WWII Veteran receives special Father’s Day surprise

Hannah Myers | Jefferson Post Wayne Miller poses with his gift with his wife Blanche and family members at his side.

Hannah Myers | Jefferson Post Retired National Guard member Billy Carter presents WWII veteran Wayne Miller with replicas of his honor metals.

WEST JEFFERSON — WWII Veteran Wayne Miller was presented with replicas of his honor metals displayed in a shadow box as a surprise gift from his family for Father’s Day on Sunday, June 21.

Retired National Guard member Billy Carter and Commander of VWF Post 7946 Jeff Houck presented Miller the gift in the presence of Miller’s family at Forest Ridge Assistant Living in West Jefferson.

Miller received his draft notice in August of 1943. He left from New York in 1944 for an unknown destination, leaving behind his wife Blanche and their young son.

Miller was first taken from New York to Scotland and then to England to prepare for an unknown mission.

Miller and other American soldiers were not informed about their assigned mission until three days prior.

The mission was the infamous D-Day invasion in Normandy, France which took place on June 6, 1944.

From England, Miller and others were transported by ship to the Normandy shoreline where the men boarded smaller boats to be taken closer to the beach.

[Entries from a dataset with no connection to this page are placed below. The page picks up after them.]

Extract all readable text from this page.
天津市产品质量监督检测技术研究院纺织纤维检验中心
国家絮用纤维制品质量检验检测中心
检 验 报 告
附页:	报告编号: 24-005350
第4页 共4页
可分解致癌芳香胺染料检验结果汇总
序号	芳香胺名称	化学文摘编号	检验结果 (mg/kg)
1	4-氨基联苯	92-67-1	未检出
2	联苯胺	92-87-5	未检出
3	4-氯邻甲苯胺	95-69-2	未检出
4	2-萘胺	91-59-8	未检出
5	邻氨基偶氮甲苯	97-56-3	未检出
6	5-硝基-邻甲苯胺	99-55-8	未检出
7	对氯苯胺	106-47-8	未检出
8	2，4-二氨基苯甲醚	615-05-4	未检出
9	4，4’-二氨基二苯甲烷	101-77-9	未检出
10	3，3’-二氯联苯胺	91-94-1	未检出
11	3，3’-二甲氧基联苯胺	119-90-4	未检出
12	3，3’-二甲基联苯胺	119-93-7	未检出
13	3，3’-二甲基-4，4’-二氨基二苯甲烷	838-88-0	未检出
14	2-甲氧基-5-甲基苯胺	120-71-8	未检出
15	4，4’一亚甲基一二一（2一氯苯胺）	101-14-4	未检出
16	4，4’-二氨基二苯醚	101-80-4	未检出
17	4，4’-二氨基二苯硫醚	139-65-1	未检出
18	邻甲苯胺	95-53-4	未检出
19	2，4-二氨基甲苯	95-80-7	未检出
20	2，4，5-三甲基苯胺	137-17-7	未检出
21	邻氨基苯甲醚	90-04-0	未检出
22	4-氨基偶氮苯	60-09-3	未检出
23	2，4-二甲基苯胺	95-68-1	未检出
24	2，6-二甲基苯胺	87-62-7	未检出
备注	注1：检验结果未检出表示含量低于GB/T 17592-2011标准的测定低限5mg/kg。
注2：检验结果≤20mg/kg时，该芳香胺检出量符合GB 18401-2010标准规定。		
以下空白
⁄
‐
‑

While under heavy machine gun fire and after wading in waist deep water for 100 to 200 yards, most the men were able to finally reach the beach shore.

The men quickly moved inland and spent the next five weeks in constant combat fighting from hedgerow to hedgerow, eventually advancing approximately 20 miles inland.

According to Miller, during these five weeks he was unable to change clothes or shave since their primary ship that had brought them from England had sunk before his personal belongings could be unloaded.

On July 12, 1944 on the outskirts of St-Lo, Miller said his squad came under heavy fire from the Germans in a hedgerow in front of them and to their left, which was left exposed because another squad failed to advance as planned.

The men came under intense mortar, artillery, machine gun and small arms fire and while running for better cover, Miller was severally wounded from exploding mortar or artillery. He was able to crawl a few feet to a large, abandoned German foxhole. He was then joined by six or seven of the remaining members of his squad.

The squad remained in the foxhole while mortar rounds and artillery continued to explode around them.

Unable to attack or defend themselves, the men voted to surrender. The Squad’s Lieutenant put a white flag on the bayonet of a rifle and waved it into the air.

Germans soldiers quickly surrounded the men with rifles and ordered them to climb out of the foxhole. Miller was lifted out by his fellow soldiers as he was unable to walk or stand due to his injuries.

The German soldiers took all of Miller’s squad that were alive and could walk and a German soldier said they would send a medic for Miller.

“It would have been so easy for them to just kill us at that point and particularly me since I was left lying there on the ground and would have been an easy target,” Miller said. “It is for this reason I had a deep respect for the German soldier.”

The German medic never came.

Eventually a medic of the United States crawled onto German territory to pull Miller back behind their own lines.

“The Germans were only a few yards away when they allowed the medic to rescue me,” Miller said.

Miller was given seven pints of blood at a first aid station and was eventually moved to a field hospital in France before being moved again to England.

According to Miller, he remained in different hospitals in London until December, 1944 and returned to the United States on Christmas day.

The medic who Miller credits to saving his life wrote his name on a piece of paper for Miller which Miller stored in his wallet. Unfortunately, after returning to the United States, his wallet was stolen and the medic’s contact information was lost before Miller was able to contact him.

“This has always bothered me that I have not been able to contact and thank the medic who saved my life,” Miller said.

Miller was discharged from the service Nov. 2, 1945.

Miller and his wife Blanche currently reside at Forest Ridge Assistant Living in West Jefferson.

Together they have seven children, five grandchildren, and five great-grandchildren.

When Miller was presented with the replica metals he had previously earned he said, “I am so glad I was able to do it.”